Let me start with an explanation of two successive types of innovative neural networks.
The first ones are called ‘liquid neural networks’ – they are able to learn on the job, and continuously process information. The research teams involved say that they are based on the brain functions of small species, like rodents and birds, and that they have four special criteria:
· Flexible
· Causal
· Robust
· Explainable
The second criterion is very important, because it explains a lot of how these networks operate with many fewer nodes than traditional designs.
The fourth criterion is also extremely important, because it preserves that idea that we shouldn’t be building black box AI systems – that we should know why they’re doing what they’re doing, while they are doing it.
Now, this introduction of liquid NNs was making waves a while ago, but what we have newly unveiled on the scene is called ‘closed-form continuous-time models,” or, CFCs.

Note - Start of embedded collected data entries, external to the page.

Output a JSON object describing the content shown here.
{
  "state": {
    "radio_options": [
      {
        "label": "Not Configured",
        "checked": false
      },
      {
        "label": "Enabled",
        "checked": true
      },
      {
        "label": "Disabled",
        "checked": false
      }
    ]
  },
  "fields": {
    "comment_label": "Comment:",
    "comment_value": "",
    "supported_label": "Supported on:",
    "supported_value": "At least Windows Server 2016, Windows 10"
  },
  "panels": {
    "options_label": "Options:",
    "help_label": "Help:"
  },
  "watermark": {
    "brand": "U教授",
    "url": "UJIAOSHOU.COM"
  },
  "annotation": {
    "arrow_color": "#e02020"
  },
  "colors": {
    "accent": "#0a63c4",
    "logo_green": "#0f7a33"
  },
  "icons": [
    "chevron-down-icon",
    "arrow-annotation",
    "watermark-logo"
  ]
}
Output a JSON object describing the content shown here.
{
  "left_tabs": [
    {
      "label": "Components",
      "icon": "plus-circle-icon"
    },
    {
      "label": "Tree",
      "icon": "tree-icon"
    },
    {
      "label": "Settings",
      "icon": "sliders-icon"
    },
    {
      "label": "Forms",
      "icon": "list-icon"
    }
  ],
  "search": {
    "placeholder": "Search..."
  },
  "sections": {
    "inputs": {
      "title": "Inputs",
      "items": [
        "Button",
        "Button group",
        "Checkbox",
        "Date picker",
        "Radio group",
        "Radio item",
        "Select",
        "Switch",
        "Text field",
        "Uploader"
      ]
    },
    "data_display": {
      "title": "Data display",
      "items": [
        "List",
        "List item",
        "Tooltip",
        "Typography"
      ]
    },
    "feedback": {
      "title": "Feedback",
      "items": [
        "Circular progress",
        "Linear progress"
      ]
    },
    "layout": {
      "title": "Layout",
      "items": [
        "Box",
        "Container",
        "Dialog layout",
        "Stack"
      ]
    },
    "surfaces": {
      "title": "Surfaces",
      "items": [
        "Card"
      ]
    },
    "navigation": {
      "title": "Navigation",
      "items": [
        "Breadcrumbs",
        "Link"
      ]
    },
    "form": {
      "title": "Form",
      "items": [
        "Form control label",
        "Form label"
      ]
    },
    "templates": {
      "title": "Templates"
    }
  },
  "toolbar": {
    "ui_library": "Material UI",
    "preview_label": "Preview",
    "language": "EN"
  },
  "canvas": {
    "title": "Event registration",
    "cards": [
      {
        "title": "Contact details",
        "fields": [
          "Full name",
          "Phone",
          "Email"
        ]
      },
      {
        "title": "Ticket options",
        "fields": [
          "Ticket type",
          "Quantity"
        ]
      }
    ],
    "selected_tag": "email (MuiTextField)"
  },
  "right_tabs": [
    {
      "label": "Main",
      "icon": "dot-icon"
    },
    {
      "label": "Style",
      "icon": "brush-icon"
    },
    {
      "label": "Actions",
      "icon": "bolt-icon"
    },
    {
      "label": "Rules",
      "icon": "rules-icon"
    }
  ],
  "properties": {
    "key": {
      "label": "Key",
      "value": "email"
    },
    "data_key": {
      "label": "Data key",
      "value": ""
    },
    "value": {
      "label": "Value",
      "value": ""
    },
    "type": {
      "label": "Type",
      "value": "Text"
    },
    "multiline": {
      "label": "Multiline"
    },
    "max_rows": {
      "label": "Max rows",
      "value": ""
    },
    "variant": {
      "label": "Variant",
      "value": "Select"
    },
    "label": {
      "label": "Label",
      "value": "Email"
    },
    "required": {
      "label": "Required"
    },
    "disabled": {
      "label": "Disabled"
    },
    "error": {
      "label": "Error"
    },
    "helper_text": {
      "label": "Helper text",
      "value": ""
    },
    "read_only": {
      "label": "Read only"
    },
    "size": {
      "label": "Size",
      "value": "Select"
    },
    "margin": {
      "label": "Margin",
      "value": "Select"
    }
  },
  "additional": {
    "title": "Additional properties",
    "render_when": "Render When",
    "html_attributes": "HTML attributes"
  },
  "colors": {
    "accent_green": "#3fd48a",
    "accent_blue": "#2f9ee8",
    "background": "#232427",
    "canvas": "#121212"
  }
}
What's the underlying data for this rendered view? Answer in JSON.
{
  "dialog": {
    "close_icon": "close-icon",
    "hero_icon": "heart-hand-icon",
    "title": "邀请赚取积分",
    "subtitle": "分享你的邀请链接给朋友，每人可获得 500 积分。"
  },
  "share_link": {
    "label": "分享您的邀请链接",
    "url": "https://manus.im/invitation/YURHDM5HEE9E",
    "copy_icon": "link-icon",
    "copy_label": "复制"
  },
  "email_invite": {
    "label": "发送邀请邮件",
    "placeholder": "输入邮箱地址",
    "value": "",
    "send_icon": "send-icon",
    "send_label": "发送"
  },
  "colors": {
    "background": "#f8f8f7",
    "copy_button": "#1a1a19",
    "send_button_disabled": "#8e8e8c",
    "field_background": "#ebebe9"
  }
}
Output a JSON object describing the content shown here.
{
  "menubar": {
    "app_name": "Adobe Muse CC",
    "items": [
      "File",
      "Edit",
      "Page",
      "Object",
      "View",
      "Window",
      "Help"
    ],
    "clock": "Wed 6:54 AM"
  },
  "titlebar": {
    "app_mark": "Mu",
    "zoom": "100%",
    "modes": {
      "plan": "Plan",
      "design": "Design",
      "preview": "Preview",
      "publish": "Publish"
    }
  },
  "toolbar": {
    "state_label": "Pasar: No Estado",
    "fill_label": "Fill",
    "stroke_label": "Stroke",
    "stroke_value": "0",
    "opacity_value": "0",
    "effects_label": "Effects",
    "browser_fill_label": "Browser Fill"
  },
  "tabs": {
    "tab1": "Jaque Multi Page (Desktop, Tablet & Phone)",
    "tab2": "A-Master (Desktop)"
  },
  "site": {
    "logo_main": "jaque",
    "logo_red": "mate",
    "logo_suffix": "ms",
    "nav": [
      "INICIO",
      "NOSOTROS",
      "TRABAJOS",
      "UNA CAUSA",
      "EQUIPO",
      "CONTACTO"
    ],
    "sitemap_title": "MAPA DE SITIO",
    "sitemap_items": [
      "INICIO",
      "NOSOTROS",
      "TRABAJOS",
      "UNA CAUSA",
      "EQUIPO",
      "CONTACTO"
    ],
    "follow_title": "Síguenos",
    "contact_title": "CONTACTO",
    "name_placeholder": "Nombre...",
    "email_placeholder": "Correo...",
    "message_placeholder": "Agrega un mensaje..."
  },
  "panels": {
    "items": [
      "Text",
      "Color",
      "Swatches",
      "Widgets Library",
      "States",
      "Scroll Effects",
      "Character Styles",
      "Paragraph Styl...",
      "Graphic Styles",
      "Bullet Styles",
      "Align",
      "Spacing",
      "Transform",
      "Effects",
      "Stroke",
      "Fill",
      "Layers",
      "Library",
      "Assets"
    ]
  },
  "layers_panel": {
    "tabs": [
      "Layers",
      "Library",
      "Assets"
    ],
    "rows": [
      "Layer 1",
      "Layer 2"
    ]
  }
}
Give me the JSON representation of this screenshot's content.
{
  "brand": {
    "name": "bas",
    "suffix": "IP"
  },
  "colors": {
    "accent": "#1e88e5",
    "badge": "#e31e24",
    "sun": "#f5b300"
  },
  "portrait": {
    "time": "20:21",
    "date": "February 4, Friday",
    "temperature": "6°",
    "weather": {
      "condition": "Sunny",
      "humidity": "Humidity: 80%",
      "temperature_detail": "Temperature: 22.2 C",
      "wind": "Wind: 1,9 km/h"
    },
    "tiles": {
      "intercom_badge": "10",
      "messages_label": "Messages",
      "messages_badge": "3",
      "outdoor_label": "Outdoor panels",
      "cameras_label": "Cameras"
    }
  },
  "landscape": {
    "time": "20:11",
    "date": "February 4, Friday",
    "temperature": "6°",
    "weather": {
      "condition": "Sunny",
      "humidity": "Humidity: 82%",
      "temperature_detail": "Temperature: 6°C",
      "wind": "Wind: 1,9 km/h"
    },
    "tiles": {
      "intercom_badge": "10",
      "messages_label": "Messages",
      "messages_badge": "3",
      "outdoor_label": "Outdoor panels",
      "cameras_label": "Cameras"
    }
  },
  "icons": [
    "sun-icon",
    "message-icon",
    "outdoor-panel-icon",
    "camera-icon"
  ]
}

These utilize a liquid neural network design, but there’s a key addition – researchers have figured out how to solve differential equations simulating the interaction of two neurons through synapses (applying, in the models, ‘sigmoidal’ synapse designs).
Applying differential equations to each node, these new networks can do the same kinds of advanced things that a traditional network did with 1000 or 2000 neurons. But here’s the big news – they can do these tasks with something like 19 neurons, plus a perception model. If that seems oddly specific, read on…
In a recent talk at Davos, Daniela Rus, the head of the CSAIL lab, and a panel talked about their understanding of this developing technology:
“I was really passionate about how we could build AI systems that weren’t just really accurate, but were reliable and robust enough that they could solve the most critical and most powerful problems that could exist today in the world,” said Alex Amini, an MIT scientist and cofounder of Liquid AI, a related startup. “We are really excited about this technology, because it is a new type of foundational model – it’s very powerful, and very reliable.”
Rus talked about this new approach to machine learning that makes models more worthy of running safety-critical systems.
“The end result is very compact solutions to very complex problems,” she said. Companies, she added, can deploy these models in-house and run them behind a firewall, or deploy them on edge devices.
“They’re less expensive, with a lower carbon footprint,” she said of these systems, in general.
She also talked about how these models solve for cause and effect – for decision-making, for algorithmic efficiency, how they can probe systems and explain behaviors.
“Every node is more powerful,” said Ramin Hasani, also a Liquid AI cofounder, talking about the value of compression in these systems. “You throw a lot of data at them.”
In terms of application, Hasani said the pioneers have already started making connections.
“We have pipelines, we have infrastructure; we’re talking directly with enterprise,” he said.
Going back to some of the work that teams are doing, we have the creation of ‘neural circuit policies’ based on the nervous system of the C elegans nematode (some type of cousin to the flatworm? Read more about it at github.)
In public resources, you can see fully connected, random or NCP models, and some of the code behind these types of systems.
Another way to explain this is that continuous-time hidden states allow these algorithms to work differently on input data. For example, in talking about driving an autonomous vehicle, researchers suggest that more capable networks would look not at the horizon where the road is, but at where the bushes are as the vehicle proceeds in space…
It seems to me like all of this is very interesting and fascinating work, based off of what came before – as we kept looking at neural network models, we kept finding better applications and ways to make them more efficient. But this new one is really a game-changer, and I’m proud to be associated with the same institution where these people are working to build our collective knowledge of AI capability.